Figure 4.. Selective turnover occurs through microautophagy.

(A) Treatment with ammonium induces the appearance of multivesicular endosomes (indicated with red arrows) in an ATG5-regulated manner. Electron micrographs show control untreated WT cells (left), or WT cells (middle) or sgATG5 cells (right) treated with ammonium for 24 hours. Scale bar = 600nm. (B) Quantification of data from part A from >10 independent cells per condition; error bars show SEM. *p<.05. (C) GFP-TRPML1 turnover induced by ammonium treatment for 24 hours is unaffected by treatment with nocodazole (Noc). Actin loading controls are also shown. (D) Autophagy flux induced by serum starvation for 10 hours and measured by GFP-LC3 cleavage is inhibited by treatment with nocodazole. Actin loading controls are also shown. (E) Quantification of data from part D from three independent experiments; error bars show SEM. *p<.05. (F) Lysosomes undergo ATG5-regulated shrinkage after treatment with monensin. Images show lysosomes marked by LAMP1-GFP expression (green), three hours post monensin washout after a two-hour treatment. Note lysosomes in sgATG5 cells appear larger than in sgATG13 cells (inset). Scale bar = 10μm. (G) Quantification of lysosome sizes over time in WT, sgATG5 and sgATG13 cells after washout of monensin following a two-hour treatment. Data from three independent experiments are quantified and graphed as percent cells with five or more lysosomes of 2μm diameter or larger. In total >150 cells were analyzed for each condition across three independent experiments. **p<.01. (H) GFP-TRPML1 undergoes turnover following monensin washout after a two-hour treatment. GFP-TRPML1 and GFP are indicated. Actin loading controls are also shown. (I) sgATG5 cells exhibit reduced DQ-BSA cleavage compared to WT cells four hours after monensin washout. Images show DQ-BSA fluorescence (green). Scale bar = 10μm. Graph shows DQ-BSA fluorescence intensities quantified by flow cytometry from three independent experiments. *p<.05.

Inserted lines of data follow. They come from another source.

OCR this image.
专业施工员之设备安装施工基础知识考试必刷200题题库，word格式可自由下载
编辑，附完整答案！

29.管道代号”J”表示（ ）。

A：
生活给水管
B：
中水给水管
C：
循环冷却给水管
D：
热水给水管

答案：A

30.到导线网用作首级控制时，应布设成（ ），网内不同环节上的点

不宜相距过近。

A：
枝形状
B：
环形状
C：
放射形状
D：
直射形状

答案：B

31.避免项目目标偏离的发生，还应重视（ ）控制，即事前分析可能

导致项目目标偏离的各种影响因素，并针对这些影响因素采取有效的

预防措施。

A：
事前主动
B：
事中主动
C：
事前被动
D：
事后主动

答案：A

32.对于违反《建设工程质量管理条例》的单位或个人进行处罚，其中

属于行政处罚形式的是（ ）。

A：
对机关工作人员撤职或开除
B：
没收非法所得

Figure 5.. ATG5-regulated microautophagy.

(A) ATG5-regulated formation of intraluminal vesicles is induced by monensin treatment. Graph shows quantification of intraluminal vesicles in monensin-treated WT and sgATG5 cells. In total >180 cells were analyzed for each condition across four independent experiments. Error bars show SEM. ****p<.0001. Images show enlarged lysosomes from WT and sgATG5 GFP-TRPML1 expressing cells treated with monensin for one hour, followed by apilimod for two hours. See Supplemental Movie 1. Scale bar = 10μm. (B) Glucose-starved cells and cells treated with pharmacological agents that induce endolysosmal LC3 lipidation exhibit ATG5-regulated microautophagy, involving the formation of intraluminal vesicles (arrow) and selective turnover of lysosomal membrane proteins including TRPML1 and SNAT7.